No volviste más. Durante el año y medio siguiente, continuaste forcejeando con jerséis, blusas y sostenes, seguiste besando y acariciando y luchando contra la vergüenza de eyaculaciones impropias, y luego, a los dieciocho, te las arreglaste para faltar los últimos dos meses al instituto, primero con un episodio de mononucleosis que te dejó sin fuerzas y postrado en cama durante la mayor parte del mes de mayo, y luego largándote a Europa en un buque de estudiantes tres semanas antes de terminar el preuniversitario. Las autoridades académicas te lo permitieron porque tenías buenas notas y ya te habían admitido en la universidad para el otoño, así que te marchaste, en el entendimiento de que volverías a principios de septiembre para presentarte a los exámenes finales y conseguir el título oficialmente. Viajar en avión era caro en 1965, pero en los barcos de estudiantes salía barato, y como te regías por un presupuesto muy ajustado (dinero ganado con los trabajos veraniegos de los dos últimos años), optaste por el buque
Aurelia
y una lenta travesía de nueve días de Nueva York a Le Havre. A bordo iban aproximadamente trescientos estudiantes, la mayoría de los cuales ya había cursado uno o dos años de universidad, lo que significa que eran algo mayores que tú, y como los demás pasajeros y tú poco o nada teníais que hacer mientras avanzabais lentamente por el Atlántico aparte de pasar el tiempo durmiendo, comiendo, leyendo y viendo películas, era muy lógico, enteramente inevitable te parece ahora, que los pensamientos de los trescientos jóvenes de edades entre dieciocho y veintiún años girasen principalmente en torno a la cuestión sexual.
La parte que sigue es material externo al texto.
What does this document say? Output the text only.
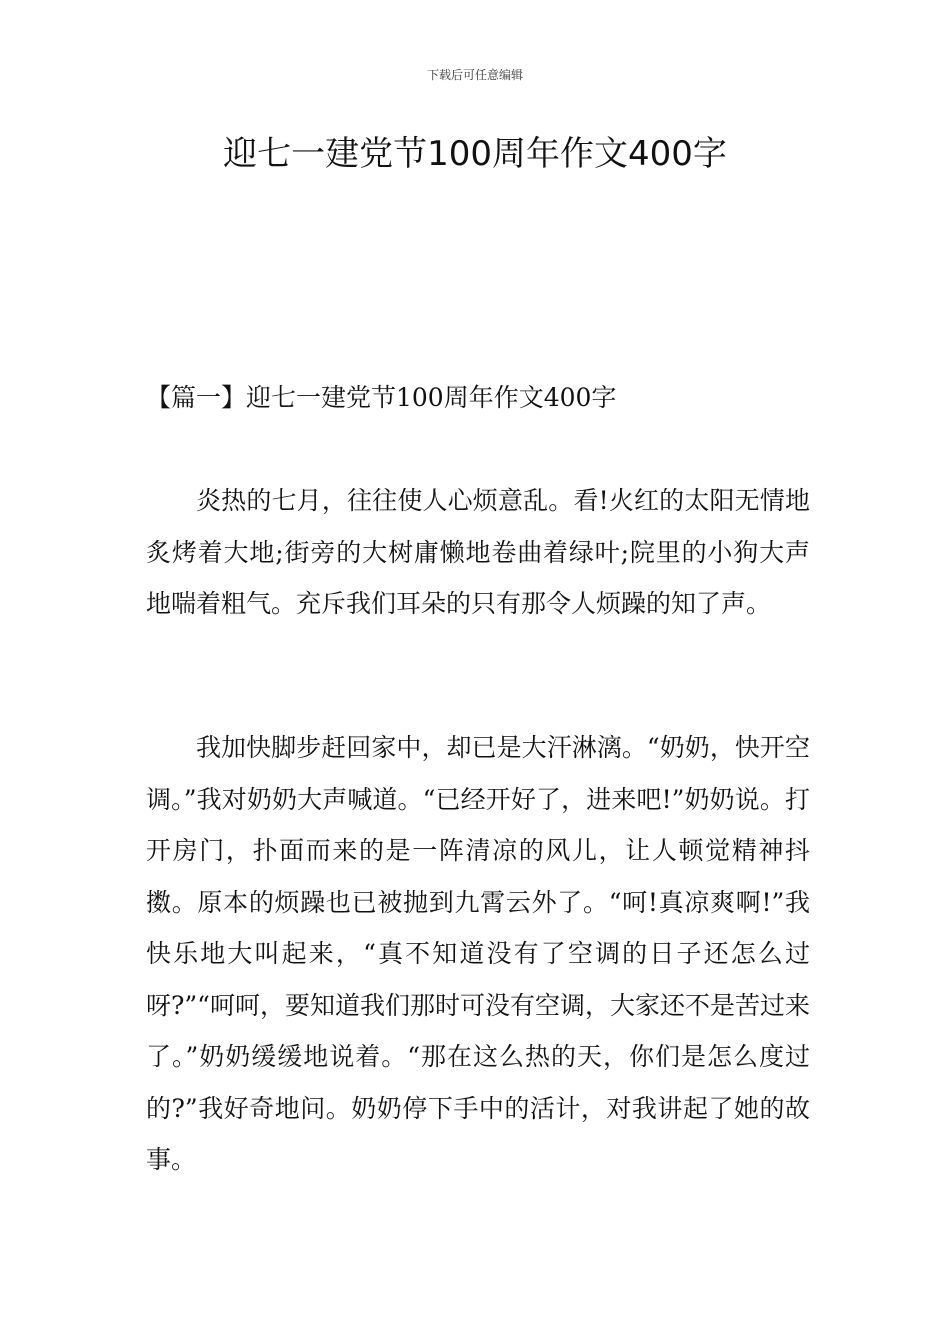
下载后可任意编辑
迎七一建党节100周年作文400字
【篇一】迎七一建党节100周年作文400字

炎热的七月，往往使人心烦意乱。看!火红的太阳无情地炙烤着大地;街旁的大树庸懒地卷曲着绿叶;院里的小狗大声地喘着粗气。充斥我们耳朵的只有那令人烦躁的知了声。

我加快脚步赶回家中，却已是大汗淋漓。“奶奶，快开空调。”我对奶奶大声喊道。“已经开好了，进来吧!”奶奶说。打开房门，扑面而来的是一阵清凉的风儿，让人顿觉精神抖擞。原本的烦躁也已被抛到九霄云外了。“呵!真凉爽啊!”我快乐地大叫起来，“真不知道没有了空调的日子还怎么过呀?”“呵呵，要知道我们那时可没有空调，大家还不是苦过来了。”奶奶缓缓地说着。“那在这么热的天，你们是怎么度过的?”我好奇地问。奶奶停下手中的活计，对我讲起了她的故事。
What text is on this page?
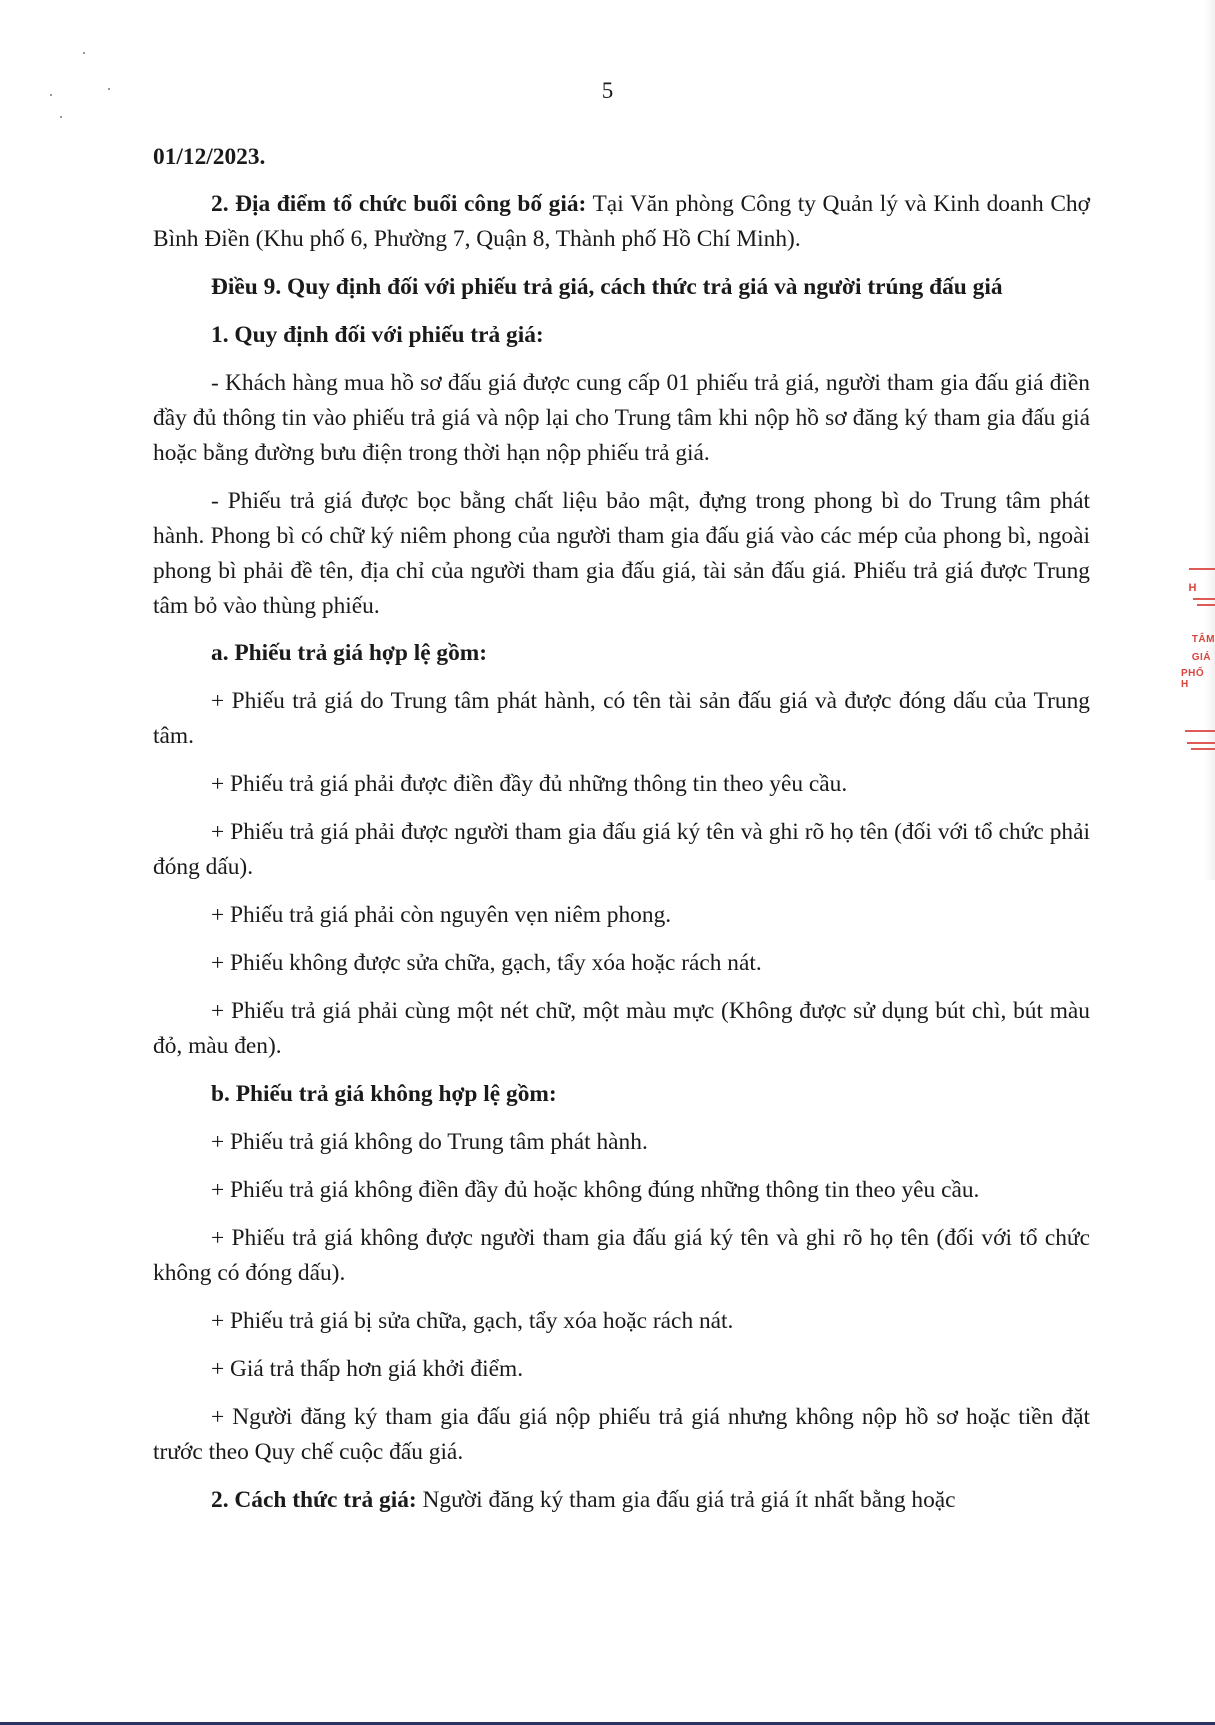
5

01/12/2023.

2. Địa điểm tổ chức buổi công bố giá: Tại Văn phòng Công ty Quản lý và Kinh doanh Chợ Bình Điền (Khu phố 6, Phường 7, Quận 8, Thành phố Hồ Chí Minh).

Điều 9. Quy định đối với phiếu trả giá, cách thức trả giá và người trúng đấu giá

1. Quy định đối với phiếu trả giá:

- Khách hàng mua hồ sơ đấu giá được cung cấp 01 phiếu trả giá, người tham gia đấu giá điền đầy đủ thông tin vào phiếu trả giá và nộp lại cho Trung tâm khi nộp hồ sơ đăng ký tham gia đấu giá hoặc bằng đường bưu điện trong thời hạn nộp phiếu trả giá.

- Phiếu trả giá được bọc bằng chất liệu bảo mật, đựng trong phong bì do Trung tâm phát hành. Phong bì có chữ ký niêm phong của người tham gia đấu giá vào các mép của phong bì, ngoài phong bì phải đề tên, địa chỉ của người tham gia đấu giá, tài sản đấu giá. Phiếu trả giá được Trung tâm bỏ vào thùng phiếu.

a. Phiếu trả giá hợp lệ gồm:

+ Phiếu trả giá do Trung tâm phát hành, có tên tài sản đấu giá và được đóng dấu của Trung tâm.

+ Phiếu trả giá phải được điền đầy đủ những thông tin theo yêu cầu.

+ Phiếu trả giá phải được người tham gia đấu giá ký tên và ghi rõ họ tên (đối với tổ chức phải đóng dấu).

+ Phiếu trả giá phải còn nguyên vẹn niêm phong.

+ Phiếu không được sửa chữa, gạch, tẩy xóa hoặc rách nát.

+ Phiếu trả giá phải cùng một nét chữ, một màu mực (Không được sử dụng bút chì, bút màu đỏ, màu đen).

b. Phiếu trả giá không hợp lệ gồm:

+ Phiếu trả giá không do Trung tâm phát hành.

+ Phiếu trả giá không điền đầy đủ hoặc không đúng những thông tin theo yêu cầu.

+ Phiếu trả giá không được người tham gia đấu giá ký tên và ghi rõ họ tên (đối với tổ chức không có đóng dấu).

+ Phiếu trả giá bị sửa chữa, gạch, tẩy xóa hoặc rách nát.

+ Giá trả thấp hơn giá khởi điểm.

+ Người đăng ký tham gia đấu giá nộp phiếu trả giá nhưng không nộp hồ sơ hoặc tiền đặt trước theo Quy chế cuộc đấu giá.

2. Cách thức trả giá: Người đăng ký tham gia đấu giá trả giá ít nhất bằng hoặc

H
TÂM
GIÁ
PHỐ H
La monotonía y la proximidad, la languidez de una travesía oceánica con buen tiempo, el entendimiento de que el barco era un mundo en sí mismo y nada de lo que allí ocurriera iba a tener consecuencias duraderas: todos esos elementos se combinaron para crear un ambiente de naturalidad sensual sin reservas. Los escarceos empezaron antes de que se pusiera el sol el primer día, y continuaron hasta que el buque tocó tierra doscientas horas después. Era un palacio flotante de fornicación perdido en alta mar, con gente entrando y saliendo sigilosamente de oscuros camarotes, chicos y chicas cambiando de pareja de un día para otro, y por dos veces durante la travesía te fuiste acompañado a la cama, cada vez con una muchacha simpática e inteligente, no muy distintas las dos de las chicas decentes con las que habías crecido en Nueva Jersey, pero aquéllas eran de Nueva York, y por tanto más refinadas, con más experiencia que las vírgenes de tu ciudad que te apartaban la mano de un guantazo, y como existía una fuerte atracción por ambas partes, en el primer caso entre Renée y tú, en el segundo entre Janet y tú, no había el más mínimo reparo en desnudarse, meterse entre las sábanas y hacer el amor de una forma que no había sido posible en el triste apartamento del Upper West Side, con besos, caricias y verdadero sentimiento formando ahora parte de la aventura, y ése fue el gran avance, tu iniciación al placer con parejas diferentes que participaban en la misma medida en los placeres de unas relaciones íntimas prolongadas. Aún había mucho que aprender, por supuesto. En aquel momento no eras más que un principiante, pero al menos estabas en marcha, por lo menos habías descubierto cuánto te quedaba aún por desear.